Jump to content

Archived

This topic is now archived and is closed to further replies.

James_S

Need help with splitting an address string into multiple parts

Recommended Posts

Long time ago when i created my first database, i thought it was smart to store address, zip code, and city as one string in one DB-field.

Now i have created a new database and splitted these into seperate fields.

But i would really want to transfer the old data into the new database.

Does anyone have a suggestion how i would achieve this:

//current - note that it may contain line feeds, or commas.
$address = "Thestreet 123
3131 MYPLACE
COUNTRY";

//wanted
$address = "Thestreet 123, COUNTRY" (for the ease, i can live with the country thing still being there)
$zip = "3131"
$place = "MYPLACE"

In words:

- Search for a 4-digit number and "cut" this and save to $zip instead
- If zip is found, the next word is "place", so this should also be cut and saved to $place
(- trim the string, and replace linefeeds with commas.)

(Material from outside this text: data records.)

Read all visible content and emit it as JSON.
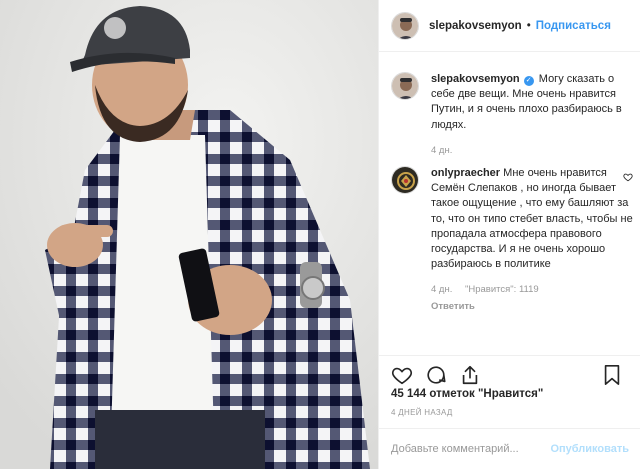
{
  "post": {
    "author": "slepakovsemyon",
    "follow_label": "Подписаться",
    "separator": "•"
  },
  "caption": {
    "username": "slepakovsemyon",
    "text": "Могу сказать о себе две вещи. Мне очень нравится Путин, и я очень плохо разбираюсь в людях.",
    "time": "4 дн."
  },
  "comment": {
    "username": "onlypraecher",
    "text": "Мне очень нравится Семён Слепаков , но иногда бывает такое ощущение , что ему башляют за то, что он типо стебет власть, чтобы не пропадала атмосфера правового государства. И я не очень хорошо разбираюсь в политике",
    "time": "4 дн.",
    "likes": "\"Нравится\": 1119",
    "reply_label": "Ответить"
  },
  "footer": {
    "likes": "45 144 отметок \"Нравится\"",
    "time_ago": "4 ДНЕЙ НАЗАД",
    "comment_placeholder": "Добавьте комментарий...",
    "publish_label": "Опубликовать"
  },
  "icons": {
    "like": "heart-icon",
    "comment": "comment-icon",
    "share": "share-icon",
    "save": "bookmark-icon",
    "verified": "verified-badge-icon"
  },
  "colors": {
    "link_blue": "#3897f0",
    "publish_disabled": "#b2dffc",
    "muted": "#999999",
    "text": "#262626"
  }
}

Note: The original address string varies a lot, since users entered this by them selves. So it's not always the same format, thus making it harder to solve...

If someone wants to help me, i would be really thankful.

Share this post


Link to post
Share on other sites
[quote author=redarrow link=topic=106443.msg425732#msg425732 date=1157086534]
hard code it.

blue fingers.
[/quote]

I think you misunderstand. I'm not trying to fix user input when it's being posted - then i would of course have separated these fields on the form instead.

I already have 10 000 records, that i need to convert.

So i need to create a function, so that i can loop through all records and apply it.

Share this post


Link to post
Share on other sites
sorry i diffently was wrong so sorry hope you get this sorted 10.000 no way your have no hands good luck.

Share this post


Link to post
Share on other sites
I'm not sure i want to do that since it's my customers real addresses...

But the content shouldn't matter the function works like i wrote in words:

- Search the string for a 4-digit number and "cut" this and save to $zip instead
- If the 4 digit zip was found, the next word is for sure "place", so this should also be cut and saved to $place. If zip was not found, don't do this.
(- trim the string, and replace linefeeds with commas.)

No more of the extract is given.